The Scottish judges trying the case ruled that Megrahi, who was an aviation security chief for Libyan intelligence, planted the device that blew up the plane. He was sentenced to life in prison. Having already served two years at Camp Zeist in Scottish custody, he has just under 18 years to serve before appealing for parole. Fhimah was discharged and allowed to go free after the trial.
“My heart broke when Mr. Fhimah left the courtroom,” Tsaris said. “There is no way one person could have gotten that bomb on the plane himself.”
Outside in the cold, foggy dampness of the Dutch winter, ringed by a mass of reporters and trying to contain her emotions, Helen Engelhart of Brooklyn, N.Y., also vowed to keep pursuing the case.
“All the people responsible have not been punished,” she said, fingering a button containing a picture of her husband, Tony Hawkins, who died in the disaster. “When my husband died years ago, I vowed to fight to find out what had happened to him. Gadhafi cannot be let off the hook.”
American Brian Flynn, whose daughter Samantha was lost in the disaster, echoed the sentiments of most of the other victims’ family members.

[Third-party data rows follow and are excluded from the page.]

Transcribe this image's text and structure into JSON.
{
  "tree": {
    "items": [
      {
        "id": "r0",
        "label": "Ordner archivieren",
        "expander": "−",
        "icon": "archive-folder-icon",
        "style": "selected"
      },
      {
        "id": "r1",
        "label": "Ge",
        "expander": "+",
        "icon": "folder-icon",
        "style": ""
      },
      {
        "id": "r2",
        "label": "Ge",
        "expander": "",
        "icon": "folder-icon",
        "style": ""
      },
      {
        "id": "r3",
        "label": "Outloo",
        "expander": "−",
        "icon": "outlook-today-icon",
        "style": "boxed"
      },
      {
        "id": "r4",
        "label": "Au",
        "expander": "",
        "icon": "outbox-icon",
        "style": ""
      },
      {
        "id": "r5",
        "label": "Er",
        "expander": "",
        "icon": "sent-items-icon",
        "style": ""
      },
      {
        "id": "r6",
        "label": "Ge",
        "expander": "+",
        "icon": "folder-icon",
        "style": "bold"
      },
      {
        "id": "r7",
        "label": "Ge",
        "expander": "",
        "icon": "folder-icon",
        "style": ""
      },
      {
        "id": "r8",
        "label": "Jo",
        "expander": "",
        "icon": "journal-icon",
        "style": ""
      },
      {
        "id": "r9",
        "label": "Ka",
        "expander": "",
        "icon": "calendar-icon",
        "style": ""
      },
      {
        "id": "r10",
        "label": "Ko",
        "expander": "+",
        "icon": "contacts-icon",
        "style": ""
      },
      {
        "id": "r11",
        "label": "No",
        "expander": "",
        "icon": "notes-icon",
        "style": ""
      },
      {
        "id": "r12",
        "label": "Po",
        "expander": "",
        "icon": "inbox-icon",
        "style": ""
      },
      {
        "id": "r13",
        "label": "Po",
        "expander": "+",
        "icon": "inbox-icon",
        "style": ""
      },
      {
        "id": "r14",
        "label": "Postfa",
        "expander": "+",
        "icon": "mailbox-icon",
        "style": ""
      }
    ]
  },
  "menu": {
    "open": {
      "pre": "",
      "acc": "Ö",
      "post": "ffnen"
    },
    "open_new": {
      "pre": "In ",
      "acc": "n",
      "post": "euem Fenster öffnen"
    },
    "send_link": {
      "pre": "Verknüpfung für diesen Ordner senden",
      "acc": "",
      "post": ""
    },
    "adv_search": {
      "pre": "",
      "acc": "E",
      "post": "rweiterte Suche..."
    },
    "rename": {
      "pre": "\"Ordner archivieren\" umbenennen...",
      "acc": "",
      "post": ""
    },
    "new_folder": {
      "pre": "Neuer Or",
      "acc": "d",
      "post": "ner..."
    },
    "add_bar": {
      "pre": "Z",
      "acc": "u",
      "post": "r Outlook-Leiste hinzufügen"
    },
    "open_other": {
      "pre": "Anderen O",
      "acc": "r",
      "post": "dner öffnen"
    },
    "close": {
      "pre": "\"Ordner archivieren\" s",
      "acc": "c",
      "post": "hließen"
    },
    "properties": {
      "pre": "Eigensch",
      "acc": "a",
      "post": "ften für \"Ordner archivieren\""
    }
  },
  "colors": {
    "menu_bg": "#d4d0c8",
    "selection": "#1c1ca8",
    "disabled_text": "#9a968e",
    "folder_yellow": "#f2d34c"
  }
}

“Gadhafi should be tried as a war criminal,” he said. “He ordered the destruction of an American airline with innocent civilians on it, and I think that appropriate action should be taken.”

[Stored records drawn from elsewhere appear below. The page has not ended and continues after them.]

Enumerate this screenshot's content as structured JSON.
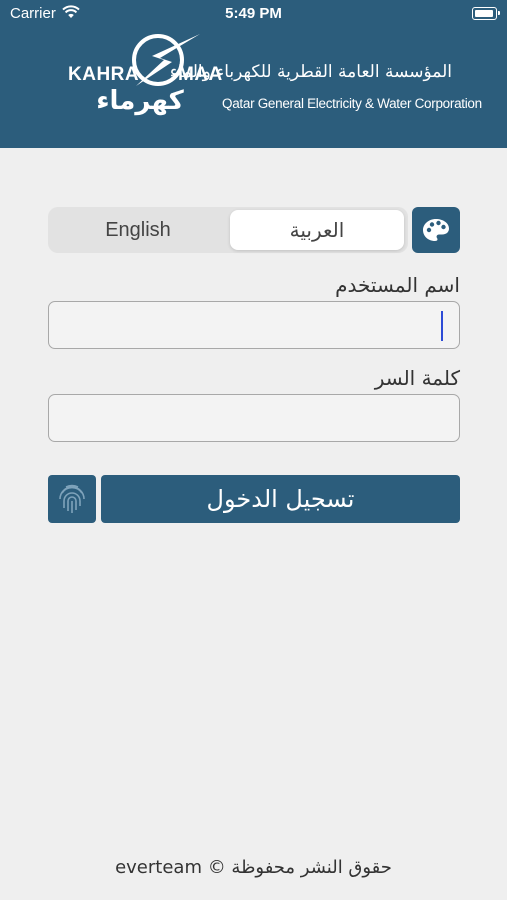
{
  "status_bar": {
    "carrier": "Carrier",
    "time": "5:49 PM"
  },
  "header": {
    "background_color": "#2c5d7c",
    "logo": {
      "kahra": "KAHRA",
      "maa": "MAA",
      "arabic_short": "كهرماء",
      "arabic_full": "المؤسسة العامة القطرية للكهرباء والماء",
      "english_full": "Qatar General Electricity & Water Corporation"
    }
  },
  "language_toggle": {
    "english": "English",
    "arabic": "العربية",
    "selected": "arabic"
  },
  "theme_button": {
    "icon": "palette-icon"
  },
  "form": {
    "username_label": "اسم المستخدم",
    "username_value": "",
    "password_label": "كلمة السر",
    "password_value": ""
  },
  "login_button": {
    "label": "تسجيل الدخول"
  },
  "fingerprint_button": {
    "icon": "fingerprint-icon"
  },
  "footer": {
    "copyright": "حقوق النشر محفوظة © everteam"
  },
  "colors": {
    "primary": "#2c5d7c",
    "background": "#efefef",
    "caret": "#2d4bd6"
  }
}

Prosecutors said the two men conspired to smuggle a suitcase containing a bomb onto a flight from the Mediterranean island of Malta, transferred it to a flight at Frankfurt, Germany, and then loaded it onto Pan Am 103 out of London.
Meanwhile in Washington, other victims’ families were lobbying the U.S. government to take a harsher stand against Libya and against terrorist acts.
Of the 270 killed, 189 were Americans. There has been speculation that families would push U.S. courts to pursue restitution from the Libyan government.
“That will be up to the relatives to decide,” said David Ben-Aryeah, an advisor to the families. “It is hard to believe that two low-level terrorists were behind the whole thing themselves.”
Sanctions against Libya involving trade, travel and a ban on U.S. oil companies operating there were temporarily suspended in 1999 after Libya handed over the two bombing suspects.
President Bush said Wednesday that the U.S. would continue to put pressure on the Libyan government. On Tuesday, Secretary of State Colin Powell said the sanctions would not be lifted yet. “There are other things that the Libyan government will be expected to do,” Powell said.